The Ghana Education Service (GES) has unveiled the nation’s first-ever unified prospectus for Senior High and Technical Schools.
The invention, known by the code name “National Prospectus,” is intended to remove any doubt about the prerequisites for new students for all aspiring first-year students.
In line with the new plan, parents won’t have to wait for the Computerized School Selection and Placement System (CSSPS) to launch before they can shop for their kids; instead, all schools must follow the national prospectus and not impose any additional items beyond what is officially prescribed.
To make things easier for parents, the national prospectus is divided into categories such as cleaning supplies and necessities.
Category ‘A’ covers basic items such as hard body suitcase or trunk, chop box or hard plastic container, toiletries, beddings, a pair of footwear (school specific), underwears, cutlery, and other educational materials such as mathematical set and scientific calculator, among others.
The second category includes, detergents, sanitary and cleaning materials such as liquid soap, hand gloves, washing powder, bleach and cleaning materials such as brooms, standing mob, mob bucket, and a scrubbing brush.
Briefing the Daily Graphic in an exclusive interview, the Director-General of the GES, Dr Eric Nkansah, explained that the move was to help parents to buy the items way before the release of the Computerised School Selection and Placement System (CSSPS).
He said once parents knew the items their children would require, they could start buying them now while waiting for the placement and added, “for me, that is the joy”.
The harmonised prospectus, Dr Nkansah said, was necessary to eliminate items that schools could do without and also ensure that schools did not include such items and use same as a barrier to the timely enrolment of students.

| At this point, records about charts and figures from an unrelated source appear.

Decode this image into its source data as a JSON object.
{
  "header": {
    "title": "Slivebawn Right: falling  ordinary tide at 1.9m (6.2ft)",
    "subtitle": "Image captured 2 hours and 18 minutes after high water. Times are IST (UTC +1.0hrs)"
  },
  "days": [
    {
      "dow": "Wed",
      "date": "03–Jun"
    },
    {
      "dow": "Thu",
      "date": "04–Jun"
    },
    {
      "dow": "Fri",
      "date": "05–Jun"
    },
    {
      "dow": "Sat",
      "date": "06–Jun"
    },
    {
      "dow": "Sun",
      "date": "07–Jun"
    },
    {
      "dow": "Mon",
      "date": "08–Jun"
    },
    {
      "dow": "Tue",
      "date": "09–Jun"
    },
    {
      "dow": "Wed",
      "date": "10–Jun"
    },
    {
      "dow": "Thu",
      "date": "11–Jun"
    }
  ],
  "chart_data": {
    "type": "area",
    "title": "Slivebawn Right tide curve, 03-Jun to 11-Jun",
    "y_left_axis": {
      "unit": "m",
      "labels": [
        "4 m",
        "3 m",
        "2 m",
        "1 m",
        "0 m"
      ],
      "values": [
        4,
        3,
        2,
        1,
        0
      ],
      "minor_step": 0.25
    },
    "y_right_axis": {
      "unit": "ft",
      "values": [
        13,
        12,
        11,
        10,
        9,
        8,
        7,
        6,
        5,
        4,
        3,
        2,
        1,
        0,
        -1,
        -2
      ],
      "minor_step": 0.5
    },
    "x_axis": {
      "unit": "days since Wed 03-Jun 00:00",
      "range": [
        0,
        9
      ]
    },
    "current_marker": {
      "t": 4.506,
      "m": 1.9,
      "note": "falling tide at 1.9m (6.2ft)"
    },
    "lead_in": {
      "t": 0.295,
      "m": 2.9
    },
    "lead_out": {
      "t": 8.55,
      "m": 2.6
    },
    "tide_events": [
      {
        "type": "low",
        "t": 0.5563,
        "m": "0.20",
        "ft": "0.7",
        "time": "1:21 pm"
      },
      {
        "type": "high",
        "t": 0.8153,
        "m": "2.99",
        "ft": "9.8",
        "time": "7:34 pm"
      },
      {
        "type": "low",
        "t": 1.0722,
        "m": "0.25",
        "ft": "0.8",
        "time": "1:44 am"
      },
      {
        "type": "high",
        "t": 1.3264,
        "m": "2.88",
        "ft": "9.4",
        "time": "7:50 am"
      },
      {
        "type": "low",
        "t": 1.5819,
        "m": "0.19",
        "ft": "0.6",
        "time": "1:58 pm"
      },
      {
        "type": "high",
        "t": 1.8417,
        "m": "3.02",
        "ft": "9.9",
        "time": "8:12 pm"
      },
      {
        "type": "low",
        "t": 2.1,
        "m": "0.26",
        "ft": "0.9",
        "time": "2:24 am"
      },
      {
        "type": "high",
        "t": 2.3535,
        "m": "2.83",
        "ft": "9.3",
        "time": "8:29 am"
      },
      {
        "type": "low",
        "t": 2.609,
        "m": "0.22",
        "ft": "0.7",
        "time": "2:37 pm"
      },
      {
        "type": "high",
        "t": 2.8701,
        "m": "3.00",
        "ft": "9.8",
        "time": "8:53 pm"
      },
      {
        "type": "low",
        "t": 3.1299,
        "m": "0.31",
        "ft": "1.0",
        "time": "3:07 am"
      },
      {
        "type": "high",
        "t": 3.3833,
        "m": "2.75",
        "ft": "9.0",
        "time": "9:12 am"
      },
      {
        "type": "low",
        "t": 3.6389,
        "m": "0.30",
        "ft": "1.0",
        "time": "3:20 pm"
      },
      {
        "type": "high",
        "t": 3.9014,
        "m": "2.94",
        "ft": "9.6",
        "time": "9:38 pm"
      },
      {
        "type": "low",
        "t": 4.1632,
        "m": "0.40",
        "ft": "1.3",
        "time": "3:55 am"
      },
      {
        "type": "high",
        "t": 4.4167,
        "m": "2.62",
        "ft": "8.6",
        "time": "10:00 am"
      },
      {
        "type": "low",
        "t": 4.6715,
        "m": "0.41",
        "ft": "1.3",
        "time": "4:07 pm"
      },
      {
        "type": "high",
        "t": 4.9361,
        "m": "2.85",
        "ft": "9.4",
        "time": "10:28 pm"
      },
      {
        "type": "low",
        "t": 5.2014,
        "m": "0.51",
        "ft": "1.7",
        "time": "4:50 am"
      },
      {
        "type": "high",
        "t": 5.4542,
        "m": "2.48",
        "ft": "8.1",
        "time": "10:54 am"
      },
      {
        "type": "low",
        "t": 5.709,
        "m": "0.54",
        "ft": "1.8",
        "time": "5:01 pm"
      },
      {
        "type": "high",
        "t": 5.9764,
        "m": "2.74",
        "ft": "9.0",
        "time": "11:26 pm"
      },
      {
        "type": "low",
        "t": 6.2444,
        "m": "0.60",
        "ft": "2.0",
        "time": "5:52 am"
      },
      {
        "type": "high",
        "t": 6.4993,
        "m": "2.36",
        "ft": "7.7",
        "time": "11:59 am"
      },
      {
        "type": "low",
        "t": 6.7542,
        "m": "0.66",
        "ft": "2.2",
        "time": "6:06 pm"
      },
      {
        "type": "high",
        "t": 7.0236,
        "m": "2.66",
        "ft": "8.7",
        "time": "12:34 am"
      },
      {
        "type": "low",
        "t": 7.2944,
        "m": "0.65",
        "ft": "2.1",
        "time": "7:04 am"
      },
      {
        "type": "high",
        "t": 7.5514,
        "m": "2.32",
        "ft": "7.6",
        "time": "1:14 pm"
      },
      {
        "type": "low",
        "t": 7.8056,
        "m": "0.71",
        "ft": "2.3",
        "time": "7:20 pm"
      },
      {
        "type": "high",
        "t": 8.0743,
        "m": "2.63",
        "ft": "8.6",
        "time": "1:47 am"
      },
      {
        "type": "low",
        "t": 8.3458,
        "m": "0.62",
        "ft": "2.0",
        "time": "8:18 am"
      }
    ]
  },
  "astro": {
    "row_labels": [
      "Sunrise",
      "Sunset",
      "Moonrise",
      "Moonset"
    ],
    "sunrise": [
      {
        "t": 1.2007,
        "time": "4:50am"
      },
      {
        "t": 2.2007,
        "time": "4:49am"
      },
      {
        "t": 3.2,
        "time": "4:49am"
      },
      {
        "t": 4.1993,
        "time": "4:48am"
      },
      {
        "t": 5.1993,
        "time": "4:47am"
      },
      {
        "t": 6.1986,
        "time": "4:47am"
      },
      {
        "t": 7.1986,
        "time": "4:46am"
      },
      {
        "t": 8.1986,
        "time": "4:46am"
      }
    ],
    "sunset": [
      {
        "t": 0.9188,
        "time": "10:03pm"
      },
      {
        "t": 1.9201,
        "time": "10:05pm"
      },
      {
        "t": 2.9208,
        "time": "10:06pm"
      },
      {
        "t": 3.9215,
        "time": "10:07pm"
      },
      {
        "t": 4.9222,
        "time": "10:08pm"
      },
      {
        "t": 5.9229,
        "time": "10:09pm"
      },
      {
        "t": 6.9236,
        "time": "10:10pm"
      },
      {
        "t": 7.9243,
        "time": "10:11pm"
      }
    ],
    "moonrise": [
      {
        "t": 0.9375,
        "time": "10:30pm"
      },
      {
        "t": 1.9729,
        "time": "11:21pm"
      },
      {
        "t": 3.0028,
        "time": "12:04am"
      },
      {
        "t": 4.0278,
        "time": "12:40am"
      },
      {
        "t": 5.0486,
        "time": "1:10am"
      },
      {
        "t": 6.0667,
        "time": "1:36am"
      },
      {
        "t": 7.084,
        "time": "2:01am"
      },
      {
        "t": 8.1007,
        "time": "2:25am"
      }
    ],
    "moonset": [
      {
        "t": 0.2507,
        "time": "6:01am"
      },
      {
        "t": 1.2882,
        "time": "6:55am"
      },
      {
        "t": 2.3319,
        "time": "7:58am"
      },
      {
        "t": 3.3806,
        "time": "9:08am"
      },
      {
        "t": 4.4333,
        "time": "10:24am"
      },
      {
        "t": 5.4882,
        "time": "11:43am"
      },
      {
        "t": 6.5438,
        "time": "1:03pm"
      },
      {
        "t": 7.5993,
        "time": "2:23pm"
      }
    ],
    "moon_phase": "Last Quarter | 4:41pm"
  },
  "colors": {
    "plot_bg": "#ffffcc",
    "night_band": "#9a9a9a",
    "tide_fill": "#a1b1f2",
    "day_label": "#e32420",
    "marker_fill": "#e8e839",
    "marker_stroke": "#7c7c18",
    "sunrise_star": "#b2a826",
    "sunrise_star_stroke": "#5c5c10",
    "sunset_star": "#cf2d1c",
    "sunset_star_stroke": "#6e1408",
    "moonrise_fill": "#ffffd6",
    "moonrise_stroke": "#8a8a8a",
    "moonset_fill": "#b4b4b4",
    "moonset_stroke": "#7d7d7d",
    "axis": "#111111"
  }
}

The Director-General also advised schools not to admit students based on their ability to procure all the items, but urged parents to try and procure the items as outlined in the prospectus, “because we have reduced the list to the barest minimum.”
He said the cost of the items in the prospectus was within the reach of all parents and was convinced that the situation where parents spent a fortune on prospectus belonged to the past.
Dr Nkansah observed that previously, some schools were rigid with prospectus, insisting that until the last item was bought, the student would not be admitted.
He, therefore, appealed to heads of senior high schools to be considerate in that regard.
The national prospectus was put together by a committee made up of representatives from the GES, Free SHS Secretariat, TVET Service, with the Conference of Heads of Government Assisted Secondary Schools (CHASS) also making an input.
He said the GES acknowledged the role of CHASS in the operation of second cycle schools, “and that is why their input in the national prospectus is so crucial”.
He advised the students to ensure that all personal items were embossed or embroidered with their names to avoid getting their items stolen.